Created attachment 11541 [details] Patch file to comment out re-definition of select_plugin_type variable. Overview: In the gres_plugin_job_revalidate function located in src/common/gres.c, the variable 'select_plugin_type' is defined again with a value of NO_VAL after having previously been defined elsewhere in the code. This re-defined value is then immediately tested to see if its value is SELECT_TYPE_CONS_TRES, which will always fail due to having been set to NO_VAL. Steps to reproduce: 1) Submit a job using an option supported only by the cons_tres plugin (such as requesting a GPU using -G 1). 2) Restart slurmctld (or run 'scontrol reconfig'). Actual results: Jobs using the cons_tres options are stopped upon a slurmctld restart or 'scontrol reload' even if the select plugin has not been changed from "select/cons_tres" in slurm.conf. The error provided by slurmctld's log is "error: Aborting JobId=<jobID> due to use of unsupported GRES options". Expected results: Jobs using the cons_tres options contine to run (assuming that whatever change made to slurm.conf wouldn't otherwise cause the job to be stopped). Attached is a patch file which comments out the line in question. With this line removed, the function works as expected and only stops jobs if the select plugin has been changed from select/cons_tres to another one that doesn't support the new tres options, like select/cons_res.

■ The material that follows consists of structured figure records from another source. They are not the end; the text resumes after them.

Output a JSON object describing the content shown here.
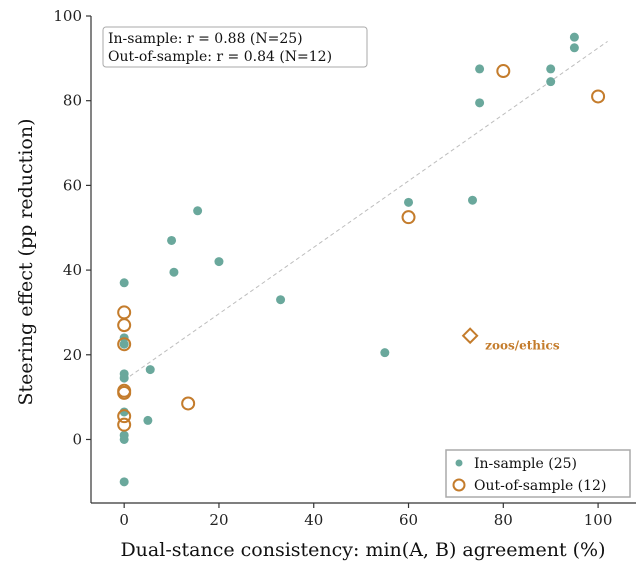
{
  "chart_data": {
    "type": "scatter",
    "xlabel": "Dual-stance consistency: min(A, B) agreement (%)",
    "ylabel": "Steering effect (pp reduction)",
    "xlim": [
      -7,
      108
    ],
    "ylim": [
      -15,
      100
    ],
    "xticks": [
      0,
      20,
      40,
      60,
      80,
      100
    ],
    "yticks": [
      0,
      20,
      40,
      60,
      80,
      100
    ],
    "stats": {
      "line1": "In-sample: r = 0.88 (N=25)",
      "line2": "Out-of-sample: r = 0.84 (N=12)"
    },
    "legend": {
      "placement": "bottom-right",
      "in_sample": "In-sample (25)",
      "out_sample": "Out-of-sample (12)"
    },
    "colors": {
      "in_sample": "#6aa89c",
      "out_sample": "#c47c2c",
      "trend": "#bdbdbd",
      "axis": "#333333"
    },
    "trend": {
      "x": [
        0,
        102
      ],
      "y": [
        14,
        94
      ]
    },
    "series": [
      {
        "name": "In-sample (25)",
        "marker": "dot",
        "points": [
          [
            0,
            -10
          ],
          [
            0,
            0
          ],
          [
            0,
            1
          ],
          [
            0,
            6.5
          ],
          [
            0,
            14.5
          ],
          [
            0,
            15.5
          ],
          [
            0,
            22.5
          ],
          [
            0,
            24
          ],
          [
            0,
            37
          ],
          [
            5,
            4.5
          ],
          [
            5.5,
            16.5
          ],
          [
            10,
            47
          ],
          [
            10.5,
            39.5
          ],
          [
            15.5,
            54
          ],
          [
            20,
            42
          ],
          [
            33,
            33
          ],
          [
            55,
            20.5
          ],
          [
            60,
            56
          ],
          [
            73.5,
            56.5
          ],
          [
            75,
            79.5
          ],
          [
            75,
            87.5
          ],
          [
            90,
            84.5
          ],
          [
            90,
            87.5
          ],
          [
            95,
            92.5
          ],
          [
            95,
            95
          ]
        ]
      },
      {
        "name": "Out-of-sample (12)",
        "marker": "circle",
        "points": [
          [
            0,
            3.5
          ],
          [
            0,
            5.5
          ],
          [
            0,
            11
          ],
          [
            0,
            11.5
          ],
          [
            0,
            22.5
          ],
          [
            0,
            27
          ],
          [
            0,
            30
          ],
          [
            13.5,
            8.5
          ],
          [
            60,
            52.5
          ],
          [
            80,
            87
          ],
          [
            100,
            81
          ]
        ]
      }
    ],
    "annotation": {
      "label": "zoos/ethics",
      "x": 73,
      "y": 24.5,
      "marker": "diamond"
    }
  }
}
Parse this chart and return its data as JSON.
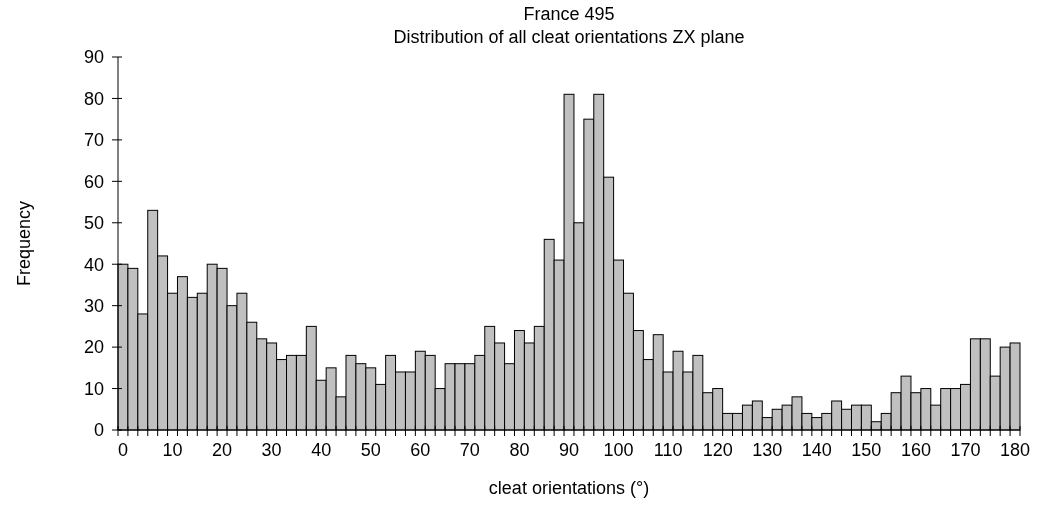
{
  "chart_data": {
    "type": "bar",
    "title": "France 495",
    "subtitle": "Distribution of all cleat orientations ZX plane",
    "xlabel": "cleat orientations (°)",
    "ylabel": "Frequency",
    "categories": [
      "0",
      null,
      null,
      null,
      null,
      "10",
      null,
      null,
      null,
      null,
      "20",
      null,
      null,
      null,
      null,
      "30",
      null,
      null,
      null,
      null,
      "40",
      null,
      null,
      null,
      null,
      "50",
      null,
      null,
      null,
      null,
      "60",
      null,
      null,
      null,
      null,
      "70",
      null,
      null,
      null,
      null,
      "80",
      null,
      null,
      null,
      null,
      "90",
      null,
      null,
      null,
      null,
      "100",
      null,
      null,
      null,
      null,
      "110",
      null,
      null,
      null,
      null,
      "120",
      null,
      null,
      null,
      null,
      "130",
      null,
      null,
      null,
      null,
      "140",
      null,
      null,
      null,
      null,
      "150",
      null,
      null,
      null,
      null,
      "160",
      null,
      null,
      null,
      null,
      "170",
      null,
      null,
      null,
      null,
      "180"
    ],
    "values": [
      40,
      39,
      28,
      53,
      42,
      33,
      37,
      32,
      33,
      40,
      39,
      30,
      33,
      26,
      22,
      21,
      17,
      18,
      18,
      25,
      12,
      15,
      8,
      18,
      16,
      15,
      11,
      18,
      14,
      14,
      19,
      18,
      10,
      16,
      16,
      16,
      18,
      25,
      21,
      16,
      24,
      21,
      25,
      46,
      41,
      81,
      50,
      75,
      81,
      61,
      41,
      33,
      24,
      17,
      23,
      14,
      19,
      14,
      18,
      9,
      10,
      4,
      4,
      6,
      7,
      3,
      5,
      6,
      8,
      4,
      3,
      4,
      7,
      5,
      6,
      6,
      2,
      4,
      9,
      13,
      9,
      10,
      6,
      10,
      10,
      11,
      22,
      22,
      13,
      20,
      21
    ],
    "color": "#c0c0c0",
    "ylim": [
      0,
      90
    ],
    "yticks": [
      0,
      10,
      20,
      30,
      40,
      50,
      60,
      70,
      80,
      90
    ],
    "grid": false
  }
}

FYI, in a related bug we filed, I had traced down the problem so the same line of code and was about to propose the same fix before seeing this ticket.
Comment on attachment 11541 [details] Patch file to comment out re-definition of select_plugin_type variable. Thanks Robert, a commit that removes this line completely is in 19.05.3. Commit 2abd2a3d8d6bdc.
Fixed, thanks for bringing it to our attention! Please reopen if you find something else on this.